Les Ac VIH ont également été recherchés (Architect HIV Ag/Ab Combo) et en cas de positivité, une confirmation par western blot a été réalisée. Le taux d’hémoglobine glyquée (HbA1c) a été mesuré par chromatographie liquide haute performance.
Définitions
Le statut sérologique vis-à-vis du VHB a été défini de la façon suivante :
–Infection en cours : AgHBs (+) ;
–Infection ancienne guérie: AcHBc (+), AgHBs (-) +/- AcHBs (+) ;
–Immunisation par la vaccination : AcHBs (+), AcHBc (-) et AgHBs (-) ;
–Absence d’infection ou d’immunité vaccinale en cas de négativité des trois marqueurs.
Le seuil de positivité pour les AcHBs était de 10 mUI/mL.

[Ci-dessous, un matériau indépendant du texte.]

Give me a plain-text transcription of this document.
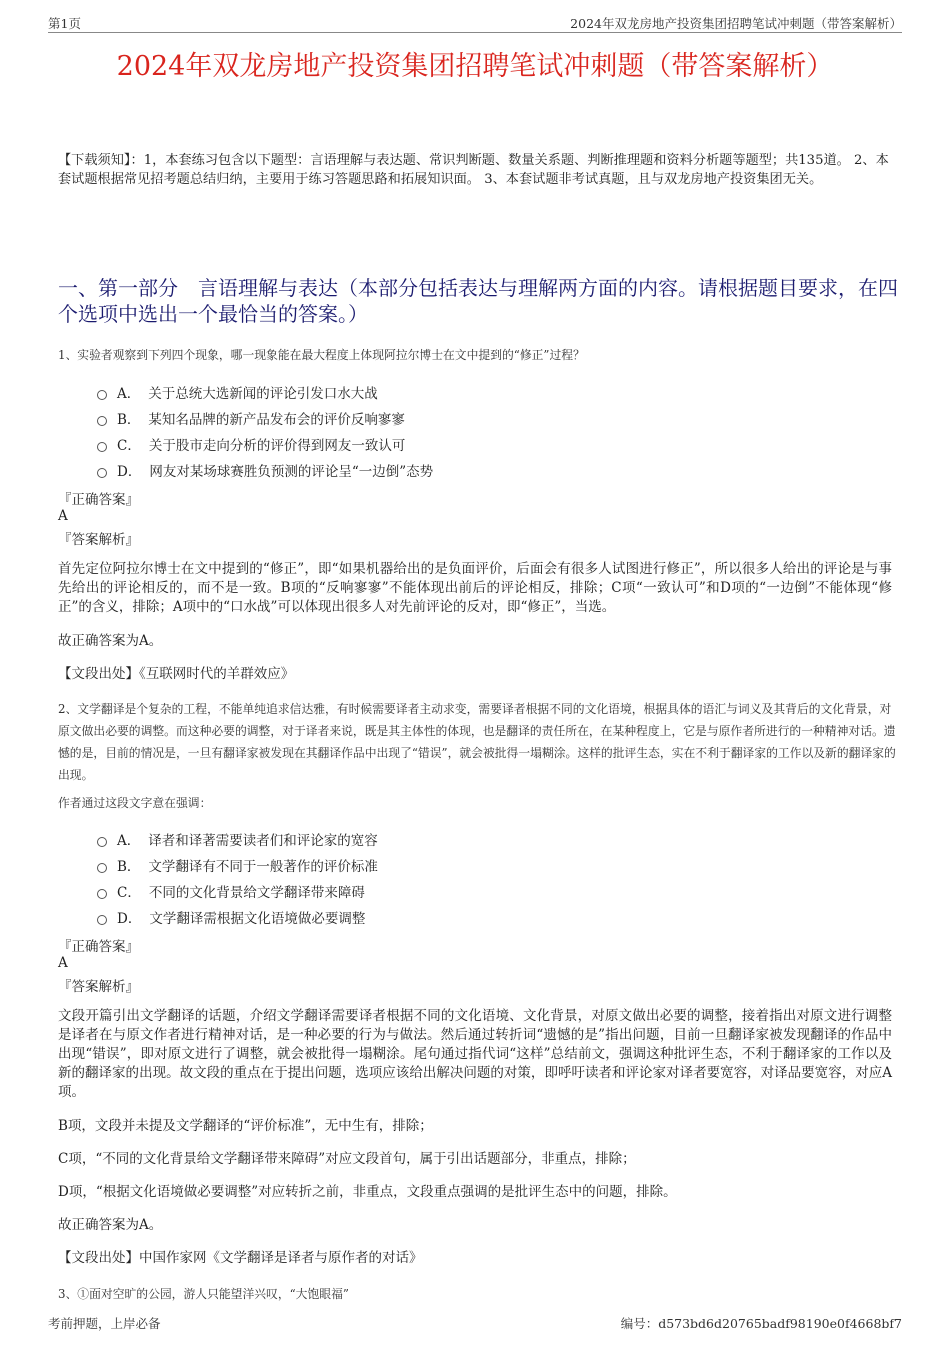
第1页	2024年双龙房地产投资集团招聘笔试冲刺题（带答案解析）
2024年双龙房地产投资集团招聘笔试冲刺题（带答案解析）
【下载须知】：1，本套练习包含以下题型：言语理解与表达题、常识判断题、数量关系题、判断推理题和资料分析题等题型；共135道。 2、本套试题根据常见招考题总结归纳，主要用于练习答题思路和拓展知识面。 3、本套试题非考试真题，且与双龙房地产投资集团无关。
一、第一部分　言语理解与表达（本部分包括表达与理解两方面的内容。请根据题目要求，在四个选项中选出一个最恰当的答案。）
1、实验者观察到下列四个现象，哪一现象能在最大程度上体现阿拉尔博士在文中提到的“修正”过程？
A． 关于总统大选新闻的评论引发口水大战
B． 某知名品牌的新产品发布会的评价反响寥寥
C． 关于股市走向分析的评价得到网友一致认可
D． 网友对某场球赛胜负预测的评论呈“一边倒”态势
『正确答案』
A
『答案解析』
首先定位阿拉尔博士在文中提到的“修正”，即“如果机器给出的是负面评价，后面会有很多人试图进行修正”，所以很多人给出的评论是与事先给出的评论相反的，而不是一致。B项的“反响寥寥”不能体现出前后的评论相反，排除；C项“一致认可”和D项的“一边倒”不能体现“修正”的含义，排除；A项中的“口水战”可以体现出很多人对先前评论的反对，即“修正”，当选。
故正确答案为A。
【文段出处】《互联网时代的羊群效应》
2、文学翻译是个复杂的工程，不能单纯追求信达雅，有时候需要译者主动求变，需要译者根据不同的文化语境，根据具体的语汇与词义及其背后的文化背景，对原文做出必要的调整。而这种必要的调整，对于译者来说，既是其主体性的体现，也是翻译的责任所在，在某种程度上，它是与原作者所进行的一种精神对话。遗憾的是，目前的情况是，一旦有翻译家被发现在其翻译作品中出现了“错误”，就会被批得一塌糊涂。这样的批评生态，实在不利于翻译家的工作以及新的翻译家的出现。
作者通过这段文字意在强调：
A． 译者和译著需要读者们和评论家的宽容
B． 文学翻译有不同于一般著作的评价标准
C． 不同的文化背景给文学翻译带来障碍
D． 文学翻译需根据文化语境做必要调整
『正确答案』
A
『答案解析』
文段开篇引出文学翻译的话题，介绍文学翻译需要译者根据不同的文化语境、文化背景，对原文做出必要的调整，接着指出对原文进行调整是译者在与原文作者进行精神对话，是一种必要的行为与做法。然后通过转折词“遗憾的是”指出问题，目前一旦翻译家被发现翻译的作品中出现“错误”，即对原文进行了调整，就会被批得一塌糊涂。尾句通过指代词“这样”总结前文，强调这种批评生态，不利于翻译家的工作以及新的翻译家的出现。故文段的重点在于提出问题，选项应该给出解决问题的对策，即呼吁读者和评论家对译者要宽容，对译品要宽容，对应A项。
B项，文段并未提及文学翻译的“评价标准”，无中生有，排除；
C项，“不同的文化背景给文学翻译带来障碍”对应文段首句，属于引出话题部分，非重点，排除；
D项，“根据文化语境做必要调整”对应转折之前，非重点，文段重点强调的是批评生态中的问题，排除。
故正确答案为A。
【文段出处】中国作家网《文学翻译是译者与原作者的对话》
3、①面对空旷的公园，游人只能望洋兴叹，“大饱眼福”
考前押题，上岸必备	编号：d573bd6d20765badf98190e0f4668bf7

L’obésité était définie par un indice de masse corporelle d’au moins 30 kg/m2. Une personne était considérée comme diabétique si elle indiquait qu’un médecin lui avait déjà dit qu’elle avait un diabète ou si son taux d’HbA1c était d’au moins 6,5%.
Un logement précaire était défini comme une construction non en dur, ou sans eau courante, ou toilettes dans le logement.
Analyse des données
L’analyse des données a concerné les participants de 15-69 ans.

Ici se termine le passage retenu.